I stood up and looked around as the platform fell silent. Two of the marshals survived the fight with their pets, while four more lay unconscious, taken out by the Severing rune. The rest were dead, killed by the blast, their pets, or gunfire. Bodies and debris lay scattered across the platform, and fires burned steadily in several places, threatening to spread if not contained. The side of the train was scorched and battered, and it leaned precariously, several of its wheels hanging off the tracks.
I shook my head and looked back down at the man. “And now, you’re going to answer some questions for me. If I like the answers, I’ll finish you off quickly. If not…” I sent a mental command, and the sparksnake slithered over beside me, rearing up with a hiss, while the moonstalker growled low in its throat. “Well, let’s just hope I like the answers.”
I glanced at Chomai. “Can you check the train and make sure nobody on board needs help?” I asked.

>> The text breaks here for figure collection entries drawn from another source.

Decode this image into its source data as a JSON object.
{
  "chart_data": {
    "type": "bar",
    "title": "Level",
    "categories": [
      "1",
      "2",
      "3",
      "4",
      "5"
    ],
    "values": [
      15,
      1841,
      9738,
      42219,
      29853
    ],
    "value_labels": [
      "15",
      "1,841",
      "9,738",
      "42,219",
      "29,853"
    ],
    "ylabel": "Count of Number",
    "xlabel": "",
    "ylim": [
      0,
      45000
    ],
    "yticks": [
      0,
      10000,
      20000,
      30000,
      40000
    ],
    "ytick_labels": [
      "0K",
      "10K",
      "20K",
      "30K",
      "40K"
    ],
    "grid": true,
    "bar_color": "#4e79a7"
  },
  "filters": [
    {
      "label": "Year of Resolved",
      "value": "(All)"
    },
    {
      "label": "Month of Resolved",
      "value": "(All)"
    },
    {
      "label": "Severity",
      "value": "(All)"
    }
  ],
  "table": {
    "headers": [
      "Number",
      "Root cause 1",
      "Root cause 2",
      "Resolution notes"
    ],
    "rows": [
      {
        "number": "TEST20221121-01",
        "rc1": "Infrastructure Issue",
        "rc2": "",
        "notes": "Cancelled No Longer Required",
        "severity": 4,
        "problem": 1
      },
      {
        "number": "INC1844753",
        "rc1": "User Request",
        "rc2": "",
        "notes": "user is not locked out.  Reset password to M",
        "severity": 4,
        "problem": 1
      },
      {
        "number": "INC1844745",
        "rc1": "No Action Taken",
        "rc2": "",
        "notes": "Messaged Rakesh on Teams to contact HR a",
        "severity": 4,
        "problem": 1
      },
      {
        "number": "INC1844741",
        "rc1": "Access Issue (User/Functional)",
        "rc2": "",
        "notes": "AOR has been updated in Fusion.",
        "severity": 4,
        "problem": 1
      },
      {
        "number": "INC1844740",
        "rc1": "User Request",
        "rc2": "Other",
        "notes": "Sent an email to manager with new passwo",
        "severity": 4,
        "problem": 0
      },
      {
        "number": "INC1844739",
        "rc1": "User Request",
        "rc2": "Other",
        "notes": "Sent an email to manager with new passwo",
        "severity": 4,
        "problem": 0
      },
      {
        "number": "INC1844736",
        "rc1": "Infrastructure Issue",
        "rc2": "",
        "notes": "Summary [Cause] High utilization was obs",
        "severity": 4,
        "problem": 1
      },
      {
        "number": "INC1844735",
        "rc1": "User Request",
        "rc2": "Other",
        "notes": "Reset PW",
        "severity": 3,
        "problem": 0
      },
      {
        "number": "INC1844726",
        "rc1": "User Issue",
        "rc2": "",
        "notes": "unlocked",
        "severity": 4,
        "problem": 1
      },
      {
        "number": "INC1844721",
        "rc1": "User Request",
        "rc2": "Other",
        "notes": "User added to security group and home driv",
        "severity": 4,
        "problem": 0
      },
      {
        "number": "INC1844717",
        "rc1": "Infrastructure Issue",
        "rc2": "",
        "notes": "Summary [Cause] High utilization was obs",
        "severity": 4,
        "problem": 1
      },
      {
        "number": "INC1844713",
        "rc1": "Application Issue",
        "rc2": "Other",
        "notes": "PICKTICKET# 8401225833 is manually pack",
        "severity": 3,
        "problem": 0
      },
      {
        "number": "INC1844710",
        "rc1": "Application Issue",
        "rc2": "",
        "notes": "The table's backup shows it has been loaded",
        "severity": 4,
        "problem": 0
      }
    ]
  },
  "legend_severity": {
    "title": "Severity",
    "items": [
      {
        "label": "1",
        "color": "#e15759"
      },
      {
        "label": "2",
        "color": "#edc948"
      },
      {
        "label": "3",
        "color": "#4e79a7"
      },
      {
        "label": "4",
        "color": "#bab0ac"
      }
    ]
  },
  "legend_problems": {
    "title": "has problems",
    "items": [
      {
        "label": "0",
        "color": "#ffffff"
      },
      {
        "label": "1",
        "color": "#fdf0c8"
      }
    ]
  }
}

“Yeah,” she nodded. “I’d prefer to do that. Helping people is what marshals are supposed to do.” She glanced down at the fallen marshal, and I saw recognition in her eyes. “Ain’t that right, Ishar?” she asked coldly.
“Chomai,” he grunted. “You’re looking well.”
“And you look like shit,” she spat. “But not as bad as you’re gonna soon. I been waiting for this day for a long, long time.” She looked at me. “Don’t be gentle with his worthless ass. He deserves anything you do to him and more. But save some for me.” She turned and walked toward the train, and the marshal sighed quietly.
“I take it you two know one another?” the sheriff chuckled. The marshal remained silent, and I bent over him, removing his pistol and two decks of cards from his jacket, then ordered the moonstalker to release him. He sat up slowly, rubbing his throat and looking around in silence.
“Don’t get any ideas about clamming up,” I told the man with an evil grin. “You were just about to answer those questions I was talking about, remember?”
He glared at me before his shoulders slumped in defeat. “I’ll answer your questions,” he said quietly. “On one condition. The others–the ones who survived–you let them go.”
“No,” I shook my head. “They came here to kill me, Ishar–or worse. And from the fact that they weren’t severed already, they must be some of Kamath’s actual followers, not his conscripted ones. I don’t have any way to safely hold them, so…” I shrugged. “I can promise, though, that I’ll make it quick for them. They won’t suffer. That’s the best I can do, and you’re not in a position to ask for more.”
The man blinked rapidly, and I saw actual tears in his eyes. “They aren’t Kamath’s deputies,” he said in a slightly frantic voice. “They’re mine. I dragged them here. They shouldn’t suffer for what I did.”
“You’re a bad liar, Marshal.” I dragged the man to his feet. “You came here to take my life for no reason except that I’m trying to stop Kamath. You as much as admitted it upfront, and you did it openly, so all these marshals knew what this was all about–and they didn’t care.” I shrugged. “If you’re planning to take a life, you have to accept that you might lose yours in the process. If they didn’t know that, then it’s the last lesson they’ll learn.” I pulled him close and glared into his eyes, activating Terrifying Demeanor as I did. His eyes widened, and his face paled as the ability struck him.
“So, here’s my offer. You talk, and all of you die fast. You hold back, and I won’t hurt you. I’ll take it out on them and make you watch.” I let some of my rising anger show on my face. “I’m a bad person to anger, Marshal. Understand?”
He swallowed hard and nodded. “I–I understand!”
“Good.” I looked around and spotted the station nearby, then pointed to it. “We can talk in there. Sheriff, will you tie up these other prisoners for me while I’m doing that?”
“Happy to,” he nodded somberly.
“Thanks. Now, Ishar, let’s have a little chat, just you and me, shall we?”